Last Modified: Dec 15, 2020
See more info
Known Affected Versions:
11.5.0, 11.5.1, 11.5.1 HF1, 11.5.1 HF10, 11.5.1 HF11, 11.5.1 HF2, 11.5.1 HF3, 11.5.1 HF4, 11.5.1 HF5, 11.5.1 HF6, 11.5.1 HF7, 11.5.1 HF8, 11.5.1 HF9, 11.5.10, 11.5.2, 11.5.2 HF1, 11.5.3, 11.5.3 HF1, 11.5.3 HF2, 11.5.4, 11.5.4 HF1, 11.6.0, 11.6.0 HF1, 11.6.0 HF2, 11.6.0 HF3, 11.6.0 HF4, 11.6.0 HF5, 11.6.0 HF6, 11.6.0 HF7, 11.6.0 HF8, 12.0.0, 12.0.0 HF1, 12.0.0 HF2
12.1.0, 12.0.0 HF3, 11.6.1, 11.5.4 HF2
Opened: Nov 06, 2015
Related AskF5 Article: K80741043
A DNS message may become malformed when its Additional records section contains an OPT record followed by multiple other DNS records. As a result of this issue, you may encounter the following symptom: The BIG-IP system receives properly formed DNS packets but after processing them sends them as malformed DNS packets.
This issue impacts all DNS messages that contain an OPT record followed by more than one record. The DNS handling code expects a message containing an OPT record to have 0 or 1 TSIG record following the OPT record in the additional record section of a message. The RFCs permit the OPT record to be placed anywhere in the additional record section of a DNS message, with the exception of a TSIG record. If a TSIG record is present, it must always be last. If no TSIG record is present, then an OPT record can be last. The RFCs do not restrict a query from containing records in the additional record section of the message. When a DNS query or response is passed through the TMM DNS message handler, and that message contains an OPT record followed by more than one record, and those records that follow the OPT record contain compression pointers to other records that also follow the OPT record, then the message becomes mangled.
This issue occurs when all of the following conditions are met: -- Your BIG-IP configuration contains a virtual server with an associated DNS profile. -- The BIG-IP system receives a DNS message that contains an OPT record. -- The DNS message's Additional records section contains multiple other DNS records.
Disable DNS compression on the resolver, or configure the resolver to place OPT records at the end of the additional section (except TSIG records which must always be last).
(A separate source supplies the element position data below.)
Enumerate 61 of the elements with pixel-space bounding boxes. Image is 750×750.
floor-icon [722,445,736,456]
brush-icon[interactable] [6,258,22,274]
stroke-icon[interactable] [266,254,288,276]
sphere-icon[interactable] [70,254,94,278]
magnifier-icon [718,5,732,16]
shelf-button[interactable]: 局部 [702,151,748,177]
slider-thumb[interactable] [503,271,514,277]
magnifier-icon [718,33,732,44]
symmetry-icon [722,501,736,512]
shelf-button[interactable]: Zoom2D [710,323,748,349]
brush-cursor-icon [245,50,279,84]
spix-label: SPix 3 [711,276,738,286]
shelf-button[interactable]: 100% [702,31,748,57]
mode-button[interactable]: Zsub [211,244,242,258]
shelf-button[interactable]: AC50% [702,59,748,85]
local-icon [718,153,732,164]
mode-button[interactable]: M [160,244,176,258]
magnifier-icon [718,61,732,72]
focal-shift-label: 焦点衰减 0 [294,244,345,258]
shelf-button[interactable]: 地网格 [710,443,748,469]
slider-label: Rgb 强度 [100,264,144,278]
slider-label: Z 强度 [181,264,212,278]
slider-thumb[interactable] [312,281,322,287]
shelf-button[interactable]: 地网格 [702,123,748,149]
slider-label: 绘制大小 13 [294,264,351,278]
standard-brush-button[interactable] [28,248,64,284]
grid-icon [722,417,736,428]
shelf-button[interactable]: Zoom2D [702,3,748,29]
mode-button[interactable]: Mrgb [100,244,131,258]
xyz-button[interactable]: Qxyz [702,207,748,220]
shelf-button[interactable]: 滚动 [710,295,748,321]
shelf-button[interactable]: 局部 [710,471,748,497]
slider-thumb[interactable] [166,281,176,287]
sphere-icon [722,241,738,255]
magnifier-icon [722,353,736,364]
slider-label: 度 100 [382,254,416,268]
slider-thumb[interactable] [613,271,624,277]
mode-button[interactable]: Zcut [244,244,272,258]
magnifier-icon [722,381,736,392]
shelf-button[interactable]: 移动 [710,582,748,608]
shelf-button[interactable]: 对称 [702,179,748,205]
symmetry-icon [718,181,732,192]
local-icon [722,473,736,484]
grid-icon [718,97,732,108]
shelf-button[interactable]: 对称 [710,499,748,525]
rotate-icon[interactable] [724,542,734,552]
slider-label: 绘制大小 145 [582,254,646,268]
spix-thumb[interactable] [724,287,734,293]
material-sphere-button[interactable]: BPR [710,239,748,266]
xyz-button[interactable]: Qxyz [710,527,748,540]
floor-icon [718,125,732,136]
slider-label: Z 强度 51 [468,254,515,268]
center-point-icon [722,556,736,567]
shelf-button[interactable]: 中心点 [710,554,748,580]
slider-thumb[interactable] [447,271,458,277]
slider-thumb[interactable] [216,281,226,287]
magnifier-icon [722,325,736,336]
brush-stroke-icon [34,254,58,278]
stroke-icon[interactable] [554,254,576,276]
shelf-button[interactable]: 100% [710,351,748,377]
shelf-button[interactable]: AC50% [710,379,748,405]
DNS messages which contain a record other than TSIG following an OPT record in the additional record section will be transformed in the message handler and the message inspection will be restarted. The transformation involves safely moving the OPT record to be last or second-to-last (in the presence of a TSIG record) position of the additional record section. 'Safely' means updating the relevant compression pointers. The subsequent code paths which depend on the OPT record's position now work as expected.